What about withholding clearly beneficial substances, such as water? For instance, what would happen to a person who has been denied water for 15 days? Well, they would die of dehydration. But we can’t know a priori how quickly they will die. One person might die after three days while another would last six. It is impossible to know beforehand.
Conclusion
Because we can’t know the exact benefit or harm anything will provide to someone, and enforcement is always problematic, authorities should never prohibit nor mandate the use of any substance, even mRNA COVID-19 vaccines. Recommendations, however, are a good idea, provided they are backed by solid data and analysis. With peanut butter, this is a sticky matter.
Hooper’s Impossibility Theorem explicitly states what doctors have known for years. Doctors tell patients to take Drug X and report back later. Doctors don’t tell patients that taking Drug X will cause them to lose 12 pounds or reduce their systolic blood pressure by 22 mm Hg. Doctors practice Hooper’s Impossibility Theorem; I simply spelled it out.

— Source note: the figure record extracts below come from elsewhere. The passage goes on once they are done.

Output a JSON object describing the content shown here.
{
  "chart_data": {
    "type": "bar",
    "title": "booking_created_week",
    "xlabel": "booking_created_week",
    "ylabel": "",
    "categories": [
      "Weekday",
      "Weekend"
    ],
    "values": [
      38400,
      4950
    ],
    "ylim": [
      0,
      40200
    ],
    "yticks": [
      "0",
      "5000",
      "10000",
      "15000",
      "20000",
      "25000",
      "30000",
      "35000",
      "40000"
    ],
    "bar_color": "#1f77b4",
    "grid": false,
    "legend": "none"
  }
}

Thanks for a really intelligent and thought provoking article. It is congruent with the quote attributed to Thomas Jefferson, “The Government that governs best is the Government that governs least”.
Mirrors my thoughts on peanut butter very closely.
Your impossibility theorem seems a bit too strong, since helpful info can be gleaned from studies that indicate whether things can be considered safer vs. less safe.
But I fully agree again that this is something for the individual to choose him/herself, not having a coercive government agency pushing certain preconceived and usually wrong for the individual choices.